If Brown is very ambitious, and not very conscientious, he will take the bribe. If his conscience is stronger than his ambition, he will refuse it. But to say that he is free to choose is a misuse of terms: he is only free to decide as the stronger of the two motives compels him to decide. And the motives arise from heredity and environment.
Macbeth was ambitious; but he had a conscience. He wanted Duncan's crown; but he shrank from treason and ingratitude. Ambition pulled him one way, honour pulled him the other way. The opposing forces were so evenly balanced that he seemed unable to decide. Was Macbeth free to choose? To what extent was he free? He was so free that he could arrive at no decision, and it was the influence of his wife that turned the scale to crime.

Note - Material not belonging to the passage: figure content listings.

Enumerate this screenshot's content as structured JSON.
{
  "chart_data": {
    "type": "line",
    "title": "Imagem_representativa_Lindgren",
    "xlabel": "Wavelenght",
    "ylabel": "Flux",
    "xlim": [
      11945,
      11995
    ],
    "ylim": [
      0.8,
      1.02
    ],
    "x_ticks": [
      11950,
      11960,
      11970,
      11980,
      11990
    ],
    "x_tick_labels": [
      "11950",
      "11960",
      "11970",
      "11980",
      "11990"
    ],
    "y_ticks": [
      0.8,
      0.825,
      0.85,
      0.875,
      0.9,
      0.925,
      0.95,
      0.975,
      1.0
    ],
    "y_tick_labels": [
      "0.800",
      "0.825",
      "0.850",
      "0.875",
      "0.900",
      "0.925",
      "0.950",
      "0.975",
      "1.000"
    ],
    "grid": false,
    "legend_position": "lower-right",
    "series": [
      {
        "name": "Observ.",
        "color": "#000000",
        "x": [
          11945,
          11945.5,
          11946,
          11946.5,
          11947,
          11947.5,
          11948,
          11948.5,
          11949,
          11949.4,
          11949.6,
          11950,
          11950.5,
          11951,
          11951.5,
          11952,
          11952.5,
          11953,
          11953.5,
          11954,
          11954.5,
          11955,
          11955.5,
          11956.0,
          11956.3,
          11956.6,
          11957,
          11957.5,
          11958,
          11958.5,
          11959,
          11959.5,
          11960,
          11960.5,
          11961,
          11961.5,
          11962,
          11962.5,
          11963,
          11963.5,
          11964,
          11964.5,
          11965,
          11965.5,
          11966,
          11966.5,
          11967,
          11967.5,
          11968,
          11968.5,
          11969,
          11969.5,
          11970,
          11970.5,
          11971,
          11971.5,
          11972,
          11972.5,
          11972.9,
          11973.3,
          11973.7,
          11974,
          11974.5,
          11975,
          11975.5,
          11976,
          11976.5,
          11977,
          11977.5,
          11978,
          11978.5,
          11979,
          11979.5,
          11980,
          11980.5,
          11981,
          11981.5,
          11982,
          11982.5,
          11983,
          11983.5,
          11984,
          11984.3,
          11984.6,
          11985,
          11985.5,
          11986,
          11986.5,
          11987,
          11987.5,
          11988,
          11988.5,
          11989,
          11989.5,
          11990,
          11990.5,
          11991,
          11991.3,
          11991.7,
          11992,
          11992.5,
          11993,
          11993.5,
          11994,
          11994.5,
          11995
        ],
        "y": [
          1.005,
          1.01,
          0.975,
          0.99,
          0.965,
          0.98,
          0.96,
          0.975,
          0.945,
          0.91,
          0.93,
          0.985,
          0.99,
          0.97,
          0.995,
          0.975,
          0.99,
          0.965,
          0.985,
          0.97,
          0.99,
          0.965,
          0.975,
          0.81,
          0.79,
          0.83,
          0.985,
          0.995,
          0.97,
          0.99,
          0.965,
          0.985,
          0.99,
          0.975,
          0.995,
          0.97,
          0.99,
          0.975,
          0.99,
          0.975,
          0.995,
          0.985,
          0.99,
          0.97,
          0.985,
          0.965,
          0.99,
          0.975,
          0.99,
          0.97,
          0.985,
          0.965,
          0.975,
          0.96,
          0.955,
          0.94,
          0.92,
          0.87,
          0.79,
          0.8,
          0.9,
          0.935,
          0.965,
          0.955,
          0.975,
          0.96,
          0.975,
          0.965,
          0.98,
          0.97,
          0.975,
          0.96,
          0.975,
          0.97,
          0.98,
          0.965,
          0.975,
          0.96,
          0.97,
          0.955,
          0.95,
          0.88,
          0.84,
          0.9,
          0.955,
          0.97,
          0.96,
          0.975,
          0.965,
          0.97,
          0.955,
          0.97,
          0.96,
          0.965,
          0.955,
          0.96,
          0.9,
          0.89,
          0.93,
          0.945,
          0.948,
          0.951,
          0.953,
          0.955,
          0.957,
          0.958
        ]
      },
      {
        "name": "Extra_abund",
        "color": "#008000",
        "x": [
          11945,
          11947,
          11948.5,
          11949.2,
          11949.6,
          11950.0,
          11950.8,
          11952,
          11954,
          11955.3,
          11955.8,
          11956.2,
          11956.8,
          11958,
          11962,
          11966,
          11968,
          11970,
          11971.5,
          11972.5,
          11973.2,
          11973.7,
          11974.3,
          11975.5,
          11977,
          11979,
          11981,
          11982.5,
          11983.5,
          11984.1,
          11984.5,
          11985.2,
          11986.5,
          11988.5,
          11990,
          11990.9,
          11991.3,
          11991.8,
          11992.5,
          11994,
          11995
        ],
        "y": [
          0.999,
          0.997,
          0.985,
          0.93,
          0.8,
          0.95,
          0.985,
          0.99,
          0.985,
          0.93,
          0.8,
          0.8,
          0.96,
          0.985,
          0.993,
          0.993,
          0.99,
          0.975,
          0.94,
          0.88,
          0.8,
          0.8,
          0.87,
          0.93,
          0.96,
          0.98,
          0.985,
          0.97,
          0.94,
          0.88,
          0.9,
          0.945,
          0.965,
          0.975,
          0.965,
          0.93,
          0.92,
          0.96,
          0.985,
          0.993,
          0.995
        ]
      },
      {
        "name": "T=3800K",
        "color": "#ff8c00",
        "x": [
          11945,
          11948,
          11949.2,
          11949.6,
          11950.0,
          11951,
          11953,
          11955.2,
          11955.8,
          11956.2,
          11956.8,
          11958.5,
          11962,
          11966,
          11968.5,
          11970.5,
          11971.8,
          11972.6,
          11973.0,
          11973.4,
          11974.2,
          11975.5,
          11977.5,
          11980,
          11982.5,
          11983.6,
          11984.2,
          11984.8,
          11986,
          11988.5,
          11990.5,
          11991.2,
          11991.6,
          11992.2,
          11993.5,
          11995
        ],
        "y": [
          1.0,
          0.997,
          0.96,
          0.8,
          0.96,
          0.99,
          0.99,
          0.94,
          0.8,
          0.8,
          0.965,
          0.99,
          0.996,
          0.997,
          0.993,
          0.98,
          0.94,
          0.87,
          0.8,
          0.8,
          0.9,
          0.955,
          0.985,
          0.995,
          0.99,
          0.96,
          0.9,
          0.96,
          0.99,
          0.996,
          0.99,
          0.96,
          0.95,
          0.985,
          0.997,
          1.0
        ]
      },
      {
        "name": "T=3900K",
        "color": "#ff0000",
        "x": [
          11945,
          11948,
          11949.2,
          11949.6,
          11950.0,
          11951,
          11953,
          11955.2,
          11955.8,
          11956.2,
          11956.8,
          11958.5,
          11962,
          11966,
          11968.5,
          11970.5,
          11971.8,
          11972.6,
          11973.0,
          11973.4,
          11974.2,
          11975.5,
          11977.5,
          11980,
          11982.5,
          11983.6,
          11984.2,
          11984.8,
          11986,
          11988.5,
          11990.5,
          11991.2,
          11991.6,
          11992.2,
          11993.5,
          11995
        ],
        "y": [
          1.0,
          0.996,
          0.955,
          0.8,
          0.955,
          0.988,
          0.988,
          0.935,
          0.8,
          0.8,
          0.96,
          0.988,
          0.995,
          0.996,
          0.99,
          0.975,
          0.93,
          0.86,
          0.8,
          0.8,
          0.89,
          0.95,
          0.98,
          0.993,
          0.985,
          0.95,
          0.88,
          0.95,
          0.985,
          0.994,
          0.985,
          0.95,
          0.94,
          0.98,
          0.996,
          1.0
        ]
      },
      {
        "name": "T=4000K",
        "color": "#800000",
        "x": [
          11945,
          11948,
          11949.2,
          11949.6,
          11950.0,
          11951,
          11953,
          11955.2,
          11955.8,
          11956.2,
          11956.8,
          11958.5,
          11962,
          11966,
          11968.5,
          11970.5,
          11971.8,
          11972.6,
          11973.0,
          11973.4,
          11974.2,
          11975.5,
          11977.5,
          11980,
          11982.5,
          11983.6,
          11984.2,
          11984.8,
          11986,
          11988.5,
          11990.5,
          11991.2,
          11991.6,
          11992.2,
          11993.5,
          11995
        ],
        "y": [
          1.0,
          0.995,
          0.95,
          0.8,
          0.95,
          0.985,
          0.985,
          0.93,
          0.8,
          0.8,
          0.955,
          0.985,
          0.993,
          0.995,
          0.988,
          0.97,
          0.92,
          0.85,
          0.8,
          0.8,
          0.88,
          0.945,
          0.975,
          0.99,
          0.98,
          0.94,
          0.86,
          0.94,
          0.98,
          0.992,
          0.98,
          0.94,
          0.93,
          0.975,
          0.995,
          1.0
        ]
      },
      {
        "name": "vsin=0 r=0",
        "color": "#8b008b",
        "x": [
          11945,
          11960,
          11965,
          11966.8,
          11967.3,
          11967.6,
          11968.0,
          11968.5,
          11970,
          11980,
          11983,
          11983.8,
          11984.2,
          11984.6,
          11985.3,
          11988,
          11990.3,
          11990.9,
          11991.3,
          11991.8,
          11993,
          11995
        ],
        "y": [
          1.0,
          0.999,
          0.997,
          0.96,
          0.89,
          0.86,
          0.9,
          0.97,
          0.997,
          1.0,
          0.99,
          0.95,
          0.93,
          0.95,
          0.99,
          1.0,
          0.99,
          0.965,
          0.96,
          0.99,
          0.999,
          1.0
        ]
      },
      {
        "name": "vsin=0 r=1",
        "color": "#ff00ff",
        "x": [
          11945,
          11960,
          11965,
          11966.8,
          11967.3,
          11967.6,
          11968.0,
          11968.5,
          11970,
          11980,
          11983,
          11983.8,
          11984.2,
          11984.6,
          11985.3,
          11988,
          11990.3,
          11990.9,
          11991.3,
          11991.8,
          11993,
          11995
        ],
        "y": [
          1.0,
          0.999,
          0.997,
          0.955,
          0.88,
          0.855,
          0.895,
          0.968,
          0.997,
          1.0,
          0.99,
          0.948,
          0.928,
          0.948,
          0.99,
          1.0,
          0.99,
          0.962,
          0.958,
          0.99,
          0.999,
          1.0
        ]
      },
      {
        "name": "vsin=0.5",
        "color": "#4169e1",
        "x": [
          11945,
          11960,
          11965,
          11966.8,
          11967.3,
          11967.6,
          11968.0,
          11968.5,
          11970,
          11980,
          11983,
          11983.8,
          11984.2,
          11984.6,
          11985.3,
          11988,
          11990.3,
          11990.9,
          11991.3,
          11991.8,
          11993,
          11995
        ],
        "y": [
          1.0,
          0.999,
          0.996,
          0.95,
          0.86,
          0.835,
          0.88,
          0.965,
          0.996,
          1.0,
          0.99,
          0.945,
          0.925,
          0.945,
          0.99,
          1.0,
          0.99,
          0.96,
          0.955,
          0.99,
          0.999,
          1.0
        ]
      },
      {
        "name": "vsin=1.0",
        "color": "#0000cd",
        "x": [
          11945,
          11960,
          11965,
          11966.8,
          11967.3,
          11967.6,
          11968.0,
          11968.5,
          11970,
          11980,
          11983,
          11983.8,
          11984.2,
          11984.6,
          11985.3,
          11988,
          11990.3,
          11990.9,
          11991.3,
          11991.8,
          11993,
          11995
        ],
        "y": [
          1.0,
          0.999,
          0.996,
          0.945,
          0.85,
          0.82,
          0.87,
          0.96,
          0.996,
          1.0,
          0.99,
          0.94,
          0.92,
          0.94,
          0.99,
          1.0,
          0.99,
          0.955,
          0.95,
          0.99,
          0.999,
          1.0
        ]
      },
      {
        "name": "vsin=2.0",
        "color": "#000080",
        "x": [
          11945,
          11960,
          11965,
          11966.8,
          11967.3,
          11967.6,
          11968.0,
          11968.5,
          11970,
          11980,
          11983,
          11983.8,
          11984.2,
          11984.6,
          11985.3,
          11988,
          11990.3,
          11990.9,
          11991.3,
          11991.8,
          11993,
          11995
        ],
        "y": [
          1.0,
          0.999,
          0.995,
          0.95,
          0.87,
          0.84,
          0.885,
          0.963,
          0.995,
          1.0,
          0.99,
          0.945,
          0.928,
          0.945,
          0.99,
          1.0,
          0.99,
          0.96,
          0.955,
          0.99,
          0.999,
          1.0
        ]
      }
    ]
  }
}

Was Lady Macbeth free to choose? She did not hesitate. Because her ambition was so much stronger than her conscience that she never was in doubt. She chose as her over-powering ambition compelled her to choose.
And most of us in our decisions resemble either Macbeth or his wife. Either our nature is so much stronger than our training, or our training is so much stronger than our nature, that we decide for good or evil as promptly as a stream decides to run down hill; or our nature and our training are so nearly balanced that we can hardly decide at all.
In Macbeth's case the contest is quite clear and easy to follow. He was ambitious, and his environment had taught him to regard the crown as a glorious and desirable possession. But environment had also taught him that murder, and treason, and ingratitude were wicked and disgraceful.
Had he never been taught these lessons, or had he been taught that gratitude was folly, that honour was weakness, and murder excusable when it led to power, he would not have hesitated at all. It was his environment that hampered his will.
We may say that Wellington was free to take a bribe. But his heredity and environment had only left him free to refuse one. Everyone who knew the Iron Duke knew how his free will would act if a bribe were offered him.
We may say that Nelson was free to run away from an enemy. But we know that Nelson's nature and training had left him free only to run after an enemy. All the world knew before the event how Nelson's free will would act when a hostile fleet hove into view. Heredity and environment had settled the action of Nelson's free will in that matter before the occasion to act arose.
We may say that Nelson's will was free in the case of Lady Hamilton. But it seems only to have been free to do as Lady Hamilton wished.
When Nelson met an enemy's fleet, he made haste to give them battle; when he met Lady Hamilton he struck his flag. Some other man might have been free to avoid a battle; some other man might have been free to resist the fascinations of a friend's wife. Horatio Nelson was only free to act as his nature and his training compelled him to act. To Nelson honour was dearer than life; but Lady Hamilton was dearer than honour.